The target shooters (“Schützenvereine”) are a good example for the influence of sports clubs in towns and villages: The traditional yearly fun fair in these villages is often organized either as “Kirchweih” (by the local church community) or as “Schützenfest” (by the local target shooter or hunting club). The latter is usually combined with a target shooting competition, followed by the crowning of the “Schützenkönig”, the King of Shooters. Germany has a lot of these longstanding traditions that seem normal while you are there, and slightly odd when looked at from afar. In this, like in many other ways, Germany is very similar to England.
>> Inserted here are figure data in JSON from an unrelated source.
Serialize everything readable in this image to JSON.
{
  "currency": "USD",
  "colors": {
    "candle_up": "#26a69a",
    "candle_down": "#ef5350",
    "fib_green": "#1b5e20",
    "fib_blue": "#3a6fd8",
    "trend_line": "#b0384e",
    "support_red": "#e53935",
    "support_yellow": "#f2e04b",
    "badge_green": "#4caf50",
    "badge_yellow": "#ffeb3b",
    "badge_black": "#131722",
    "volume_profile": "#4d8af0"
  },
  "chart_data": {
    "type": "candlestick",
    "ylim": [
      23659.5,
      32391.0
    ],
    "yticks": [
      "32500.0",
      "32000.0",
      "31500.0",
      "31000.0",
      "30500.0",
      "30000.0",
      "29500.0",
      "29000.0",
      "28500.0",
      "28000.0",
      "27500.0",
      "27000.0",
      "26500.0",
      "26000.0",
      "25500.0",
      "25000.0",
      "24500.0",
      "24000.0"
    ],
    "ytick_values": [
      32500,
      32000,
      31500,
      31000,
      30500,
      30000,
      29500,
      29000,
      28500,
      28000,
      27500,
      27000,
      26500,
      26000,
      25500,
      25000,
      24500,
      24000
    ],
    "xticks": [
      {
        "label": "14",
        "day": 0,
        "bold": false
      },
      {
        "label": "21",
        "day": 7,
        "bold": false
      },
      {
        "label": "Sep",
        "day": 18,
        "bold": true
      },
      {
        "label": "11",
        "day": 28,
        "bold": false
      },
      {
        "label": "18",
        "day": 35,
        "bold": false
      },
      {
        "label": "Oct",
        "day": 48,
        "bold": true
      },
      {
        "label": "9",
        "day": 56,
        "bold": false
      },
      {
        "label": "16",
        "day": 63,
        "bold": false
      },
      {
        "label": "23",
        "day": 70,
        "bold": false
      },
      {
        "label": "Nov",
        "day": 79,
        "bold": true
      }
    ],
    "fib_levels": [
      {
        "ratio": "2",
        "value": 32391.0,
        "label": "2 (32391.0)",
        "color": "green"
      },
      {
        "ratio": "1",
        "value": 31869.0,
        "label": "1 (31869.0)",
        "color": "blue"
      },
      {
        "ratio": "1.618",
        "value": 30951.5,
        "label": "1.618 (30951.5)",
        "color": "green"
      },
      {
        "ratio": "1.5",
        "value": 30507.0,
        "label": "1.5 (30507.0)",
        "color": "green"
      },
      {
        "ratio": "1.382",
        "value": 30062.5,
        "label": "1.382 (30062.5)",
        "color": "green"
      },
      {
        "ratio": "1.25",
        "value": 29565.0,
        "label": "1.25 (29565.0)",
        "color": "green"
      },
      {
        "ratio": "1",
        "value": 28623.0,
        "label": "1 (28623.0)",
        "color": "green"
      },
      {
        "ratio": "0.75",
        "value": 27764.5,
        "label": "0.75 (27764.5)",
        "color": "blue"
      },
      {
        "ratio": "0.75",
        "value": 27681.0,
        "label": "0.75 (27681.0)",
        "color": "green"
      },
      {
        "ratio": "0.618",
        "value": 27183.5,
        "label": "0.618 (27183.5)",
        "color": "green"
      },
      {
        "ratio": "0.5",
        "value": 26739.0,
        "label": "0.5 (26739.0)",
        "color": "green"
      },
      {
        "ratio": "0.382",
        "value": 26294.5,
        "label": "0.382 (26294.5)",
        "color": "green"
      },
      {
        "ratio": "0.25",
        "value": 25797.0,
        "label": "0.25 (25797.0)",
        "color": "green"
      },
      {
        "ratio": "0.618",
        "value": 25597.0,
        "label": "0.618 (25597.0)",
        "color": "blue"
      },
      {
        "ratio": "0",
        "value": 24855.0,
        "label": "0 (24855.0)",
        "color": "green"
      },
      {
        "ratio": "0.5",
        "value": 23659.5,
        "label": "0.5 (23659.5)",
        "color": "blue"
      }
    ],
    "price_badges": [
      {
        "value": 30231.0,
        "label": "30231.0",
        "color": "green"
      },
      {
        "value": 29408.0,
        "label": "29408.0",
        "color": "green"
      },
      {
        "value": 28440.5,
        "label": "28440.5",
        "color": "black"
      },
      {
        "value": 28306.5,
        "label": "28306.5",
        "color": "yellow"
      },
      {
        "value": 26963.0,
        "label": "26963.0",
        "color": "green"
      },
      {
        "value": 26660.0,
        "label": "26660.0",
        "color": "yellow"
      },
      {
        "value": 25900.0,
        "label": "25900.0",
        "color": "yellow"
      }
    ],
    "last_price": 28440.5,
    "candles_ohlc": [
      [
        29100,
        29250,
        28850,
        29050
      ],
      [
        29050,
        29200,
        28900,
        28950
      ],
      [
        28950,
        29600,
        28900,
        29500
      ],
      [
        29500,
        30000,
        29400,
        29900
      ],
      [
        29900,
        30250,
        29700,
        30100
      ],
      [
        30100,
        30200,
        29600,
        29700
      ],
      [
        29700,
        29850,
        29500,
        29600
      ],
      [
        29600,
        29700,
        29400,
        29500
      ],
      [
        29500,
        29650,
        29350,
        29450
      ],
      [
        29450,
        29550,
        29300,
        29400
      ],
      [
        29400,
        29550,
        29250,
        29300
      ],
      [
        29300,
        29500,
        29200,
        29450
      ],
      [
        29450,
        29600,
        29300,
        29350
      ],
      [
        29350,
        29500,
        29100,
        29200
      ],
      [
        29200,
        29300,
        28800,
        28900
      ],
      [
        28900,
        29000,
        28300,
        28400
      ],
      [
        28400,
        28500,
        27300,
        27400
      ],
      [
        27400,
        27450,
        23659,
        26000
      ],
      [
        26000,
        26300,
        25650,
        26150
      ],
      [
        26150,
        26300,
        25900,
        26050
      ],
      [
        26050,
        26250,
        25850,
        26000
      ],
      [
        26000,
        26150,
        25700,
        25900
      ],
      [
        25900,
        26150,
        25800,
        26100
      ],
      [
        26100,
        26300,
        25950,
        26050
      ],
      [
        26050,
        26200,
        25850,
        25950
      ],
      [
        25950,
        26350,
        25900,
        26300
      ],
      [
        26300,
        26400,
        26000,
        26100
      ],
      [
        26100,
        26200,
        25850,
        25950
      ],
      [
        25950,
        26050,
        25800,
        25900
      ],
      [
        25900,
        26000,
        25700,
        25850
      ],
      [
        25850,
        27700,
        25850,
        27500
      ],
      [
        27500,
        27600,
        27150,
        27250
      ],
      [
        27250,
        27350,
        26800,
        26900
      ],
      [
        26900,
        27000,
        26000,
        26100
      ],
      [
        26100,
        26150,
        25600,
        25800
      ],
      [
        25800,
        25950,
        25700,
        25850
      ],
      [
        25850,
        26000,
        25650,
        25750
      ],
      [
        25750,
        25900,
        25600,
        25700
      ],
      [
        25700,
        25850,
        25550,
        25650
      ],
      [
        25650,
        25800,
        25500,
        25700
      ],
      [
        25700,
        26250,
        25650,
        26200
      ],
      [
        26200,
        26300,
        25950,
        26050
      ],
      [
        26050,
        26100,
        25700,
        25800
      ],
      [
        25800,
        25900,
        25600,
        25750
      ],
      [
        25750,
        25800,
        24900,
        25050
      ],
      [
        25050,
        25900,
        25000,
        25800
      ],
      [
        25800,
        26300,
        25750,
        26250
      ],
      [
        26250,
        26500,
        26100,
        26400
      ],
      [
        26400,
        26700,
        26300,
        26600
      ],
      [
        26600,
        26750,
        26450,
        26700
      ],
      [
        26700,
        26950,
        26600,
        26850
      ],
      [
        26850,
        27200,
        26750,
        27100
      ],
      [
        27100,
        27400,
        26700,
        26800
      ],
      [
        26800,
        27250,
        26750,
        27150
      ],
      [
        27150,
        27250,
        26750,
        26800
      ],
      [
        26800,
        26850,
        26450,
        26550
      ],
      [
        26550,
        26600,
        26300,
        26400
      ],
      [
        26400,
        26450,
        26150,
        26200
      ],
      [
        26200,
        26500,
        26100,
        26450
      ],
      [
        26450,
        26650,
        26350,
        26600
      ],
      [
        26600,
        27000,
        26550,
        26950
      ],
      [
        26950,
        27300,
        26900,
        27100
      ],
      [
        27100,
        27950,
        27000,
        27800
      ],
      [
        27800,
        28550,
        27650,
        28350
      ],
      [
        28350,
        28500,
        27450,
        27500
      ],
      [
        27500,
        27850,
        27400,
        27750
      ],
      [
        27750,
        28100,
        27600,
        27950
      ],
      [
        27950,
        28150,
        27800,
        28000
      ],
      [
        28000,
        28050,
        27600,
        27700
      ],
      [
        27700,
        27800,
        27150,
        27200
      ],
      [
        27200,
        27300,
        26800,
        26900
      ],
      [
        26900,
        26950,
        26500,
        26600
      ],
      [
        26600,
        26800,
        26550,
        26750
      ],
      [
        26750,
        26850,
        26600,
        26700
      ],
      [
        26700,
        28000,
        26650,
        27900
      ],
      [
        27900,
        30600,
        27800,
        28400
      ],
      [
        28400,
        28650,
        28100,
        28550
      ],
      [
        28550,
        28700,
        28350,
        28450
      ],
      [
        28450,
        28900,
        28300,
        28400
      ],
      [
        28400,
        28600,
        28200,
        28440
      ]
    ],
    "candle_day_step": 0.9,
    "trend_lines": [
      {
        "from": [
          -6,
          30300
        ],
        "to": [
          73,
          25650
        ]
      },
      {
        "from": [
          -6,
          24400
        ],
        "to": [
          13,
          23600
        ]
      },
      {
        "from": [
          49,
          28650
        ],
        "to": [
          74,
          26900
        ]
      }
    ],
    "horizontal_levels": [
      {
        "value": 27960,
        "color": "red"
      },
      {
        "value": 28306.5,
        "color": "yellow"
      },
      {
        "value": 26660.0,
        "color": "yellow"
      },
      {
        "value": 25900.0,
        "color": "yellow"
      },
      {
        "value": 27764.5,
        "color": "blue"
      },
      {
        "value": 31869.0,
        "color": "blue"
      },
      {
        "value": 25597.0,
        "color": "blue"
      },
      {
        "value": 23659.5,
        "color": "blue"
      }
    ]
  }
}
Also not different from England, there is a huge gap between what people do themselves in their free time and the things they are interested in. The renowned Allensbacher Institut, a polling company that keeps statistics on German habits and preferences, found that football is indeed the sport most Germans are interested in – nearly 35 per cent of Germans watch it on TV, support a club or argue about it in their free time. Much less expected is the number 2 in this list: 13 per cent of Germans are fans of Ski Jumping (who would have thought), narrowly followed by Boxing.
Read more about the prestigious Ski-Jumping Competition which takes place annually in Southern Germany and Austria.
While not in the list of the top three, one iconic German sport has a steady space in the mind of Germans, with currently growing numbers, from nine per cent to 12 per cent in general interest. Like football was invented by the English, Handball is an original German discipline, and it features all the excitement of a football game for viewers and players.
2019 offers fans a European Championship, hosted by Germany and Denmark, putting high pressure on the German team that won its last World Cup in 2006 at home and lost the last European Championship with a defeat as devastating as the football national team in Russia. There is not much room for managed expectations when the ball starts to fly in Hamburg, Berlin, Cologne and Munich this January. If you want to know more, try the website of the German Handball Association.
For Germans, sport is a well-organized and very traditional part of their everyday life, and this remains the same even in the modern of age of urban gyms and a growing fitness industry. Looking at the list of favourite sports, this is quite obvious: the first “modern” discipline on that list is Karate, with 160,000 participants number 20 on the list of popular sports.
German Karate, by the way, has made its way to Manchester. You can meet quite a few Germans at Manchester Karate, founded by a German immigrant in 2012.